Pennar Industries Limited (PIL), a leading value-added engineering products and solutions company based in Hyderabad, has announced buyback of equity shares.

The Board of Directors, at its meeting held on November 12, 2019, approved buyback of the company's fully paid-up equity shares of face value of Rs 5 each from the eligible equity shareholders of the company other than promoters, promoter group and persons who are in control of the company. It has offer price not exceeding Rs 45 per equity share (maximum buyback price), for an aggregate amount not exceeding Rs 40 crore (Maximum buyback size).

This is payable in cash from the open market route through the stock exchange mechanism under the Buyback Regulations and the Companies Act. The maximum buyback size represents 6.14% and 6.16% of aggregate of the company's paid up equity capital and free reserves based on the audited consolidated and standalone financial statements, respectively, of the company as at March 31, 2019. This is in compliance with the maximum permissible limit of 10% of the total paid up equity share capital and free reserves in accordance with Section 68(2) of Companies Act.

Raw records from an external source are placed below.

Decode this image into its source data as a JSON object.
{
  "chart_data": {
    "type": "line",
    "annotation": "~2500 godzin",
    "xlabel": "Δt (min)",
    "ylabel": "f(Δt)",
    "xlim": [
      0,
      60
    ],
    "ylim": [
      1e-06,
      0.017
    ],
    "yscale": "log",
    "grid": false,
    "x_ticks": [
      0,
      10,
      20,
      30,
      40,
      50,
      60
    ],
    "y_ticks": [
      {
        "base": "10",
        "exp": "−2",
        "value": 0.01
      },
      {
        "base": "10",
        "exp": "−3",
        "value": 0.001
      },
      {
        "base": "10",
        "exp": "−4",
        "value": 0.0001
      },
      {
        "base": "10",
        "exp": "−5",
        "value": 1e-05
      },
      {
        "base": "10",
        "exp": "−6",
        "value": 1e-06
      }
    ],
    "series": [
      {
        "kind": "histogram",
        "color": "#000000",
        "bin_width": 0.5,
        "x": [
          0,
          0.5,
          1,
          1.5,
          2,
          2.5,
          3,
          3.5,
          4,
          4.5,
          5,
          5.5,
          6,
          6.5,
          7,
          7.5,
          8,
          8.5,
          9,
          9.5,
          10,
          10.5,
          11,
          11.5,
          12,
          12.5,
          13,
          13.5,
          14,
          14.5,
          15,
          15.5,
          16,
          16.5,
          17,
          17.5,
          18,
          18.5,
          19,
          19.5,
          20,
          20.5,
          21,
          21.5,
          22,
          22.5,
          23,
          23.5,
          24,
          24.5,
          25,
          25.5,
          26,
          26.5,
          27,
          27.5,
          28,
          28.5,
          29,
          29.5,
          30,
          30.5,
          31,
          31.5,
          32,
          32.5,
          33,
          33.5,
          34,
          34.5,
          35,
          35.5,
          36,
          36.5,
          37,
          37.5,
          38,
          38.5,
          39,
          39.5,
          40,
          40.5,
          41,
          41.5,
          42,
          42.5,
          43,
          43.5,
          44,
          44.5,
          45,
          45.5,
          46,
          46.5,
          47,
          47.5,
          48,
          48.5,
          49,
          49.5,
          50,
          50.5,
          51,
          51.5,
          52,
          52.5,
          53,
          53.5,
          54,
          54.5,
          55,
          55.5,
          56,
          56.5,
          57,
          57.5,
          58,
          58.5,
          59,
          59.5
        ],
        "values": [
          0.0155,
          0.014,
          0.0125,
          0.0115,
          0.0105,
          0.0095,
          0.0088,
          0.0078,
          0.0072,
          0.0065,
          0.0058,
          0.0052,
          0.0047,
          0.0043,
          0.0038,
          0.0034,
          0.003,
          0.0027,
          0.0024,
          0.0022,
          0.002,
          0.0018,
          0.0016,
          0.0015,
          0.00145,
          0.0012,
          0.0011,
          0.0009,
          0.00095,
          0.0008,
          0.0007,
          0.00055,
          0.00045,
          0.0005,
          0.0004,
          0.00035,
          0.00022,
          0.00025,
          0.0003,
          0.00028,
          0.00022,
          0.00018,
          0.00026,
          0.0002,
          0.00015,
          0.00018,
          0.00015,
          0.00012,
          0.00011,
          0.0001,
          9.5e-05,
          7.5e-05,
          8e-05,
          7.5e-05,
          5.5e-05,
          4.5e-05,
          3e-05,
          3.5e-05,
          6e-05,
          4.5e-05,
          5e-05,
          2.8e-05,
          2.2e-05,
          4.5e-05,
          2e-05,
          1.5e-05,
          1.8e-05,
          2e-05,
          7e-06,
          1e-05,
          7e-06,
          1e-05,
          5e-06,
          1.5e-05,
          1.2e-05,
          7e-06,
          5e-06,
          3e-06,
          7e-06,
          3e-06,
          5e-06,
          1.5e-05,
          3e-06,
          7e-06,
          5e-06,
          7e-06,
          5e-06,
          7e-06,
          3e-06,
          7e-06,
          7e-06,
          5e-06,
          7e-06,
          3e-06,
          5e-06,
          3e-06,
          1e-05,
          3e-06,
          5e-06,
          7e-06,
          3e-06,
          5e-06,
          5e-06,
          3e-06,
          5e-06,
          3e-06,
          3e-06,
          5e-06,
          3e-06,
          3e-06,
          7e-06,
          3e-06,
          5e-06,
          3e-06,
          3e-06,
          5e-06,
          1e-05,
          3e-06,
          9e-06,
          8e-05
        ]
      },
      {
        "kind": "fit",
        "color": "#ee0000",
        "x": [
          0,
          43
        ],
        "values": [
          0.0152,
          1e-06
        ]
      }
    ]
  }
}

The promoters or their associates shall not deal in the shares or other specified securities of the company in the stock exchange or off-market, including inter-se transfer of shares, during the period from the date of Board approval till the closing of the buyback.

The company believes the buy-back will create long term value to shareholders. The buyback is not likely to cause any material impact on the profitability/earnings of the company. The share buyback will reduce the outstanding number of equity shares and consequently improve, over a period of time, earnings per share and key return ratios like return on net worth, return on assets etc. and will help effectively utilise available cash.